What Percentage of Suicides Leave a Note?

About one-third of people who die by suicide leave a note. The most comprehensive U.S. data, drawn from nearly 272,000 suicide deaths recorded between 2003 and 2020 in the CDC’s National Violent Death Reporting System, puts the figure at 32.1%. That means roughly two out of three people who die by suicide leave no written explanation behind.

How Rates Differ by Gender

Women who die by suicide are more likely to leave a note than men. In that same dataset of over 270,000 deaths, 38.6% of female decedents left a note compared to 30.2% of male decedents. The reasons behind this gap aren’t fully settled, but it aligns with broader patterns: women are generally more likely to communicate emotional states and relational concerns in writing. When researchers have compared the actual content of notes left by men and women, the themes are largely similar, though men tend to reference specific triggering events more often.

Why Most People Don’t Leave a Note

The absence of a note is far more common than its presence, and there are several reasons for this. Many suicides happen impulsively, during a crisis that unfolds in minutes rather than hours. A person in acute distress may not have the time, clarity, or desire to sit down and write. Alcohol and drugs, which are involved in a significant portion of suicide deaths, further reduce the likelihood of planning a written message.

Some people may feel there’s nothing left to say, or that words can’t capture what they’re experiencing. Others may not want to burden the people they’re leaving behind. Depression itself narrows thinking in ways that can make the act of writing feel pointless or overwhelming. Researchers have found that people with depression who do leave notes are more likely to express difficulty forming close connections and to show rigid, all-or-nothing thinking in their writing.

There’s also no social script that says you’re “supposed to” leave one. Despite how prominently suicide notes appear in movies and television, the reality is that most people simply don’t write them.
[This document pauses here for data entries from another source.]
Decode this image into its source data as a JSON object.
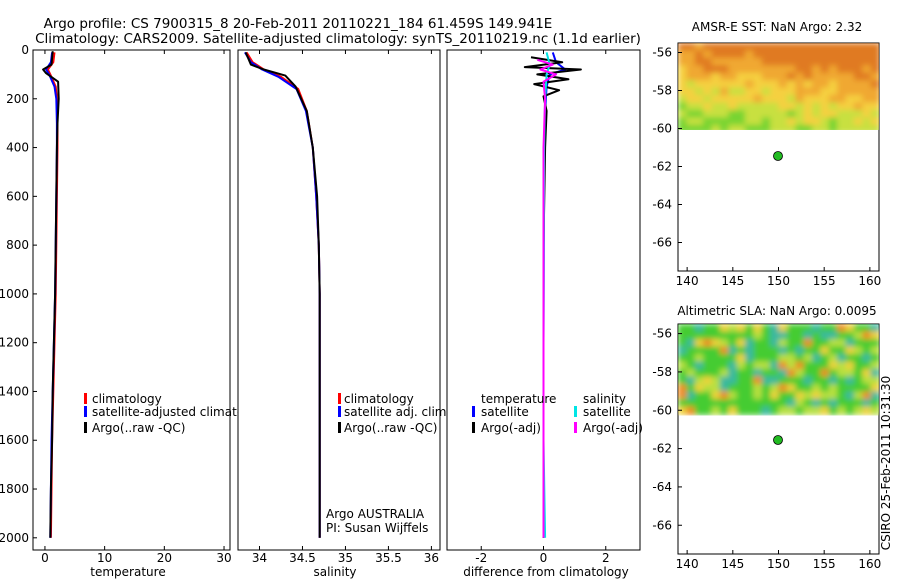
{
  "figure": {
    "title_line1": "Argo profile: CS 7900315_8 20-Feb-2011 20110221_184 61.459S 149.941E",
    "title_line2": "Climatology: CARS2009. Satellite-adjusted climatology: synTS_20110219.nc (1.1d earlier)",
    "footer": "CSIRO 25-Feb-2011 10:31:30",
    "argo_label": "Argo AUSTRALIA",
    "pi_label": "PI: Susan Wijffels"
  },
  "colors": {
    "climatology": "#ff0000",
    "satellite": "#0000ff",
    "argo": "#000000",
    "sal_satellite": "#00e5e5",
    "sal_argo": "#ff00ff",
    "float_marker": "#22bb22"
  },
  "chart_data": [
    {
      "id": "temperature",
      "type": "line",
      "xlabel": "temperature",
      "ylabel": "",
      "xlim": [
        -2,
        31
      ],
      "ylim": [
        2050,
        0
      ],
      "x_ticks": [
        0,
        10,
        20,
        30
      ],
      "y_ticks": [
        0,
        200,
        400,
        600,
        800,
        1000,
        1200,
        1400,
        1600,
        1800,
        2000
      ],
      "legend": [
        "climatology",
        "satellite-adjusted climatolog",
        "Argo(..raw -QC)"
      ],
      "series": [
        {
          "name": "climatology",
          "color": "#ff0000",
          "points": [
            [
              1.6,
              10
            ],
            [
              1.4,
              50
            ],
            [
              0.5,
              80
            ],
            [
              0.9,
              100
            ],
            [
              1.8,
              150
            ],
            [
              2.0,
              200
            ],
            [
              2.1,
              300
            ],
            [
              2.1,
              400
            ],
            [
              2.0,
              600
            ],
            [
              1.9,
              800
            ],
            [
              1.8,
              1000
            ],
            [
              1.6,
              1200
            ],
            [
              1.4,
              1400
            ],
            [
              1.2,
              1600
            ],
            [
              1.1,
              1800
            ],
            [
              1.0,
              2000
            ]
          ]
        },
        {
          "name": "satellite-adjusted climatolog",
          "color": "#0000ff",
          "points": [
            [
              1.2,
              10
            ],
            [
              1.0,
              50
            ],
            [
              0.2,
              80
            ],
            [
              0.7,
              100
            ],
            [
              1.6,
              150
            ],
            [
              1.9,
              200
            ],
            [
              2.0,
              300
            ],
            [
              2.0,
              400
            ],
            [
              1.9,
              600
            ],
            [
              1.8,
              800
            ],
            [
              1.7,
              1000
            ],
            [
              1.5,
              1200
            ],
            [
              1.3,
              1400
            ],
            [
              1.1,
              1600
            ],
            [
              1.0,
              1800
            ],
            [
              0.9,
              2000
            ]
          ]
        },
        {
          "name": "Argo(..raw -QC)",
          "color": "#000000",
          "points": [
            [
              1.3,
              5
            ],
            [
              1.1,
              60
            ],
            [
              -0.3,
              80
            ],
            [
              0.2,
              95
            ],
            [
              2.2,
              130
            ],
            [
              2.3,
              200
            ],
            [
              2.1,
              300
            ],
            [
              2.0,
              400
            ],
            [
              1.9,
              600
            ],
            [
              1.8,
              800
            ],
            [
              1.7,
              1000
            ],
            [
              1.5,
              1200
            ],
            [
              1.3,
              1400
            ],
            [
              1.2,
              1600
            ],
            [
              1.0,
              1800
            ],
            [
              0.9,
              2000
            ]
          ]
        }
      ]
    },
    {
      "id": "salinity",
      "type": "line",
      "xlabel": "salinity",
      "ylabel": "",
      "xlim": [
        33.75,
        36.1
      ],
      "ylim": [
        2050,
        0
      ],
      "x_ticks": [
        34,
        34.5,
        35,
        35.5,
        36
      ],
      "legend": [
        "climatology",
        "satellite adj. clim.",
        "Argo(..raw -QC)"
      ],
      "series": [
        {
          "name": "climatology",
          "color": "#ff0000",
          "points": [
            [
              33.85,
              10
            ],
            [
              33.92,
              50
            ],
            [
              34.05,
              80
            ],
            [
              34.25,
              110
            ],
            [
              34.45,
              160
            ],
            [
              34.55,
              250
            ],
            [
              34.62,
              400
            ],
            [
              34.66,
              600
            ],
            [
              34.69,
              800
            ],
            [
              34.7,
              1000
            ],
            [
              34.7,
              1400
            ],
            [
              34.7,
              2000
            ]
          ]
        },
        {
          "name": "satellite adj. clim.",
          "color": "#0000ff",
          "points": [
            [
              33.83,
              10
            ],
            [
              33.9,
              50
            ],
            [
              34.03,
              80
            ],
            [
              34.22,
              110
            ],
            [
              34.43,
              160
            ],
            [
              34.54,
              250
            ],
            [
              34.62,
              400
            ],
            [
              34.66,
              600
            ],
            [
              34.69,
              800
            ],
            [
              34.7,
              1000
            ],
            [
              34.7,
              1400
            ],
            [
              34.7,
              2000
            ]
          ]
        },
        {
          "name": "Argo(..raw -QC)",
          "color": "#000000",
          "points": [
            [
              33.84,
              10
            ],
            [
              33.9,
              60
            ],
            [
              34.05,
              80
            ],
            [
              34.3,
              105
            ],
            [
              34.42,
              150
            ],
            [
              34.55,
              250
            ],
            [
              34.62,
              400
            ],
            [
              34.67,
              600
            ],
            [
              34.69,
              800
            ],
            [
              34.7,
              1000
            ],
            [
              34.7,
              1400
            ],
            [
              34.7,
              2000
            ]
          ]
        }
      ]
    },
    {
      "id": "difference",
      "type": "line",
      "xlabel": "difference from climatology",
      "ylabel": "",
      "xlim": [
        -3.1,
        3.1
      ],
      "ylim": [
        2050,
        0
      ],
      "x_ticks": [
        -2,
        0,
        2
      ],
      "legend_titles": [
        "temperature",
        "salinity"
      ],
      "legend": [
        "satellite",
        "Argo(-adj)",
        "satellite",
        "Argo(-adj)"
      ],
      "series": [
        {
          "name": "satellite",
          "group": "temperature",
          "color": "#0000ff",
          "points": [
            [
              0.3,
              10
            ],
            [
              0.4,
              50
            ],
            [
              0.7,
              80
            ],
            [
              0.2,
              100
            ],
            [
              0.1,
              150
            ],
            [
              0.05,
              250
            ],
            [
              0.02,
              400
            ],
            [
              0.01,
              800
            ],
            [
              0.0,
              1200
            ],
            [
              0.0,
              1600
            ],
            [
              0.0,
              2000
            ]
          ]
        },
        {
          "name": "Argo(-adj)",
          "group": "temperature",
          "color": "#000000",
          "points": [
            [
              -0.4,
              30
            ],
            [
              0.6,
              50
            ],
            [
              -0.6,
              70
            ],
            [
              1.2,
              80
            ],
            [
              -0.2,
              100
            ],
            [
              0.8,
              120
            ],
            [
              -0.3,
              140
            ],
            [
              0.5,
              165
            ],
            [
              0.0,
              190
            ],
            [
              0.1,
              250
            ],
            [
              0.05,
              400
            ],
            [
              0.0,
              800
            ],
            [
              0.0,
              1400
            ],
            [
              0.0,
              2000
            ]
          ]
        },
        {
          "name": "satellite",
          "group": "salinity",
          "color": "#00e5e5",
          "points": [
            [
              0.1,
              10
            ],
            [
              0.2,
              60
            ],
            [
              0.1,
              100
            ],
            [
              0.05,
              200
            ],
            [
              0.02,
              400
            ],
            [
              0.01,
              800
            ],
            [
              0.0,
              1200
            ],
            [
              0.0,
              1600
            ],
            [
              0.05,
              2000
            ]
          ]
        },
        {
          "name": "Argo(-adj)",
          "group": "salinity",
          "color": "#ff00ff",
          "points": [
            [
              -0.2,
              40
            ],
            [
              0.3,
              60
            ],
            [
              -0.1,
              80
            ],
            [
              0.4,
              100
            ],
            [
              0.0,
              130
            ],
            [
              0.05,
              200
            ],
            [
              0.0,
              400
            ],
            [
              0.0,
              800
            ],
            [
              0.0,
              2000
            ]
          ]
        }
      ]
    },
    {
      "id": "sst_map",
      "type": "heatmap",
      "title": "AMSR-E SST: NaN Argo: 2.32",
      "xlim": [
        139,
        161
      ],
      "ylim": [
        -67.5,
        -55.5
      ],
      "x_ticks": [
        140,
        145,
        150,
        155,
        160
      ],
      "y_ticks": [
        -56,
        -58,
        -60,
        -62,
        -64,
        -66
      ],
      "data_extent": {
        "lon": [
          139,
          161
        ],
        "lat": [
          -60.2,
          -55.5
        ]
      },
      "float_position": {
        "lon": 149.941,
        "lat": -61.459
      }
    },
    {
      "id": "sla_map",
      "type": "heatmap",
      "title": "Altimetric SLA: NaN Argo: 0.0095",
      "xlim": [
        139,
        161
      ],
      "ylim": [
        -67.5,
        -55.5
      ],
      "x_ticks": [
        140,
        145,
        150,
        155,
        160
      ],
      "y_ticks": [
        -56,
        -58,
        -60,
        -62,
        -64,
        -66
      ],
      "data_extent": {
        "lon": [
          139,
          161
        ],
        "lat": [
          -60.2,
          -55.5
        ]
      },
      "float_position": {
        "lon": 149.941,
        "lat": -61.459
      }
    }
  ]
}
What Notes Typically Contain

When notes are left, they tend to fall into a few broad categories. Some are apologetic, expressing regret or sorrow toward loved ones. Some are instructional, covering practical matters like finances, passwords, or funeral wishes. Others attempt to explain the decision, describing emotional pain, hopelessness, or feeling like a burden. A smaller number express anger or blame toward specific people or circumstances.

Many notes contain more than one of these themes. A single note might apologize to a spouse, leave instructions about the house, and try to articulate why the person felt they had no other option. Researchers studying 45 suicide notes alongside coroner’s reports found that the psychological themes in the notes often matched clinical indicators visible in the person’s broader history, suggesting the notes tend to be honest reflections of the person’s mental state rather than performative gestures.

One detail that surprises many people: the word “sorry” appears far less often than expected. In one study of notes from both men and women, only 5% of notes from each group actually contained an apology using that word.

Why the Absence of a Note Matters

The low rate of note-leaving creates a real problem for death investigators. Some medical examiners and coroners have historically required a suicide note to classify a death as a suicide. The CDC has pushed back against this standard, noting that requiring a note effectively guarantees that a large number of actual suicides get classified as something else, typically “undetermined” deaths. As the CDC has stated directly: the absence of evidence of intent is not evidence of absence of intent.

This means official suicide statistics likely undercount the true number of deaths. When a note is present, the classification is straightforward. When it isn’t, the determination depends on other evidence: the method used, the person’s mental health history, recent life events, statements made to others, and the circumstances at the scene. Jurisdictions that rely too heavily on notes as proof of intent will systematically miss cases, particularly among demographics less likely to leave written messages.

What This Means for Survivors

For families and friends left behind, the absence of a note can be one of the most painful aspects of a suicide loss. It’s natural to want an explanation, and when none exists, people often fill the silence with guilt or speculation. Understanding that most people don’t leave notes, and that the reasons have more to do with the nature of crisis and mental illness than with any message to survivors, can help reframe that absence. A missing note doesn’t mean the person didn’t care about the people in their life. It means they were in a state where writing wasn’t possible, or wasn’t something that occurred to them in their final moments.